Regulatory Alignment: Enforce GDPR/CCPA consent flags at the batching layer. Subscriptions lacking explicit opt-in must be filtered before entering the dispatch pipeline.

Monitoring & Acknowledgment Integration

Batching obscures individual delivery states. Without granular tracking, a single 410 Gone response within a batch of 200 can corrupt subscription health metrics. Implementing a correlation ID per batch and mapping it to individual subscription receipts enables accurate state reconciliation. This workflow directly feeds into Delivery Tracking & Acknowledgment systems, allowing real-time throughput adjustments and failure isolation without disrupting the main dispatch pipeline.

Implementation Steps

Correlation Mapping: Attach a unique batch_id (UUIDv4) and subscription_index to each HTTP request. Store mappings in an ephemeral cache (e.g., Redis with 15m TTL).
Response Parsing: Parse 201 Created, 202 Accepted, 404 Not Found, and 410 Gone responses. Immediately flag 404/410 as invalid subscriptions and purge them from the active database.
Dead-Letter Routing: Route failed batches to a dedicated DLQ. Implement exponential backoff for transient 5xx errors, but permanently quarantine 4xx client errors to prevent retry storms.

Debugging Checklist

Verify Message-ID headers in provider responses match internal correlation IDs.
Audit batch sizes against provider-specific Retry-After headers.
Ensure worker logs capture raw HTTP status codes before abstracting them into internal metrics.

Production Deployment & Queue Scaling

Deploying a high-throughput batching system requires rigorous validation of connection limits, memory allocation during encryption, and circuit breaker thresholds. Align batch intervals with campaign velocity and enforce strict idempotency keys to prevent duplicate notifications. For infrastructure teams evaluating distributed message brokers, refer to Scaling push queues with Redis or RabbitMQ to select the optimal persistence and routing strategy.

Implementation Steps

VAPID Key Rotation Compatibility: Implement hot-swappable VAPID keys.
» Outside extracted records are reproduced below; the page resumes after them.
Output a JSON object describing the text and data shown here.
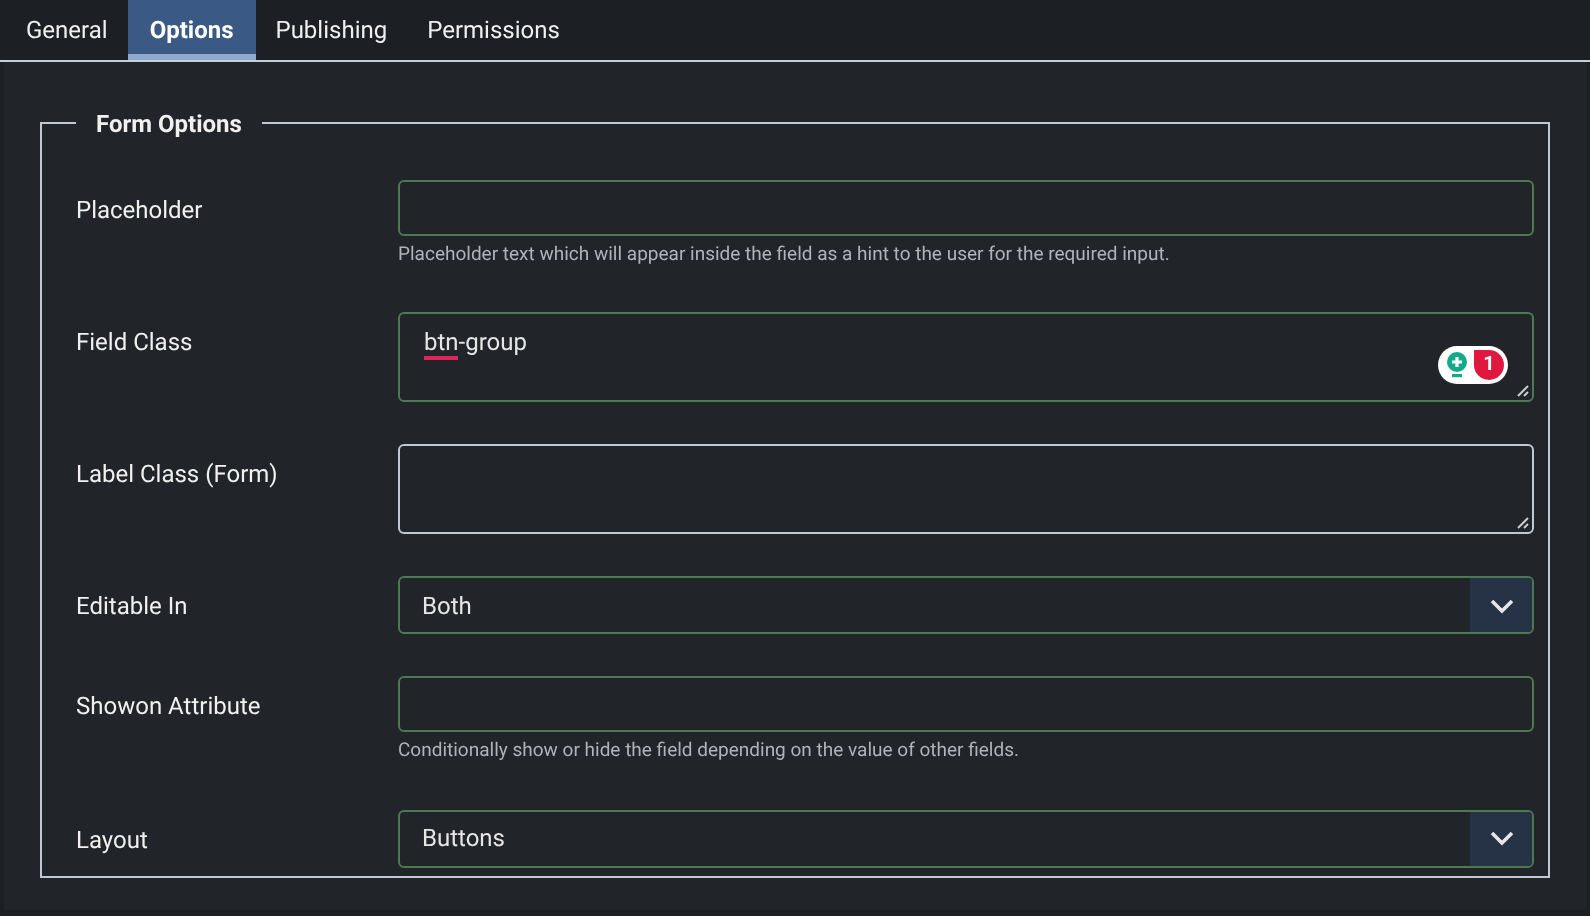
{
  "tabs": [
    {
      "label": "General",
      "selected": false
    },
    {
      "label": "Options",
      "selected": true
    },
    {
      "label": "Publishing",
      "selected": false
    },
    {
      "label": "Permissions",
      "selected": false
    }
  ],
  "fieldset": {
    "legend": "Form Options",
    "fields": [
      {
        "label": "Placeholder",
        "kind": "text",
        "valid": true,
        "help": "Placeholder text which will appear inside the field as a hint to the user for the required input."
      },
      {
        "label": "Field Class",
        "kind": "textarea",
        "valid": true,
        "value": "btn-group",
        "spelling_error": true,
        "badge": {
          "count": "1"
        }
      },
      {
        "label": "Label Class (Form)",
        "kind": "textarea",
        "valid": false
      },
      {
        "label": "Editable In",
        "kind": "select",
        "valid": true,
        "value": "Both"
      },
      {
        "label": "Showon Attribute",
        "kind": "text",
        "valid": true,
        "help": "Conditionally show or hide the field depending on the value of other fields."
      },
      {
        "label": "Layout",
        "kind": "select",
        "valid": true,
        "value": "Buttons"
      }
    ]
  }
}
Workers must fetch the latest public key from a centralized secrets manager before signing each batch.
Circuit Breaker Configuration: Set failure thresholds at 5% per provider. When exceeded, halt dispatch for 60s, drain pending batches to a retry queue, and alert SRE teams.
Backpressure Handling: Enforce queue depth limits at 1,000,000 pending messages. When exceeded, apply producer-side rate limiting and return 503 Service Unavailable to upstream campaign APIs.
Load Testing Protocol: Simulate 50,000 concurrent subscriptions with a 99.5% success target. Monitor GC pauses, heap allocation, and network I/O saturation during peak dispatch windows.

Security & Operational Hardening

Immutable Audit Logging: Record every dispatched batch with correlation IDs, timestamps, and VAPID key fingerprints. Logs must be append-only and retained per compliance mandates.
Idempotency Enforcement: Generate deterministic idempotency keys using SHA-256(campaign_id + batch_hash + timestamp_window). Reject duplicate dispatches within a 5-minute sliding window.
Memory Safeguards: Cap worker heap usage at 70%. Implement stream-based payload encryption to avoid loading entire batches into memory simultaneously.

By adhering to these batching, encryption, and monitoring protocols, engineering teams can scale web push delivery to enterprise volumes while maintaining strict security posture and provider compliance.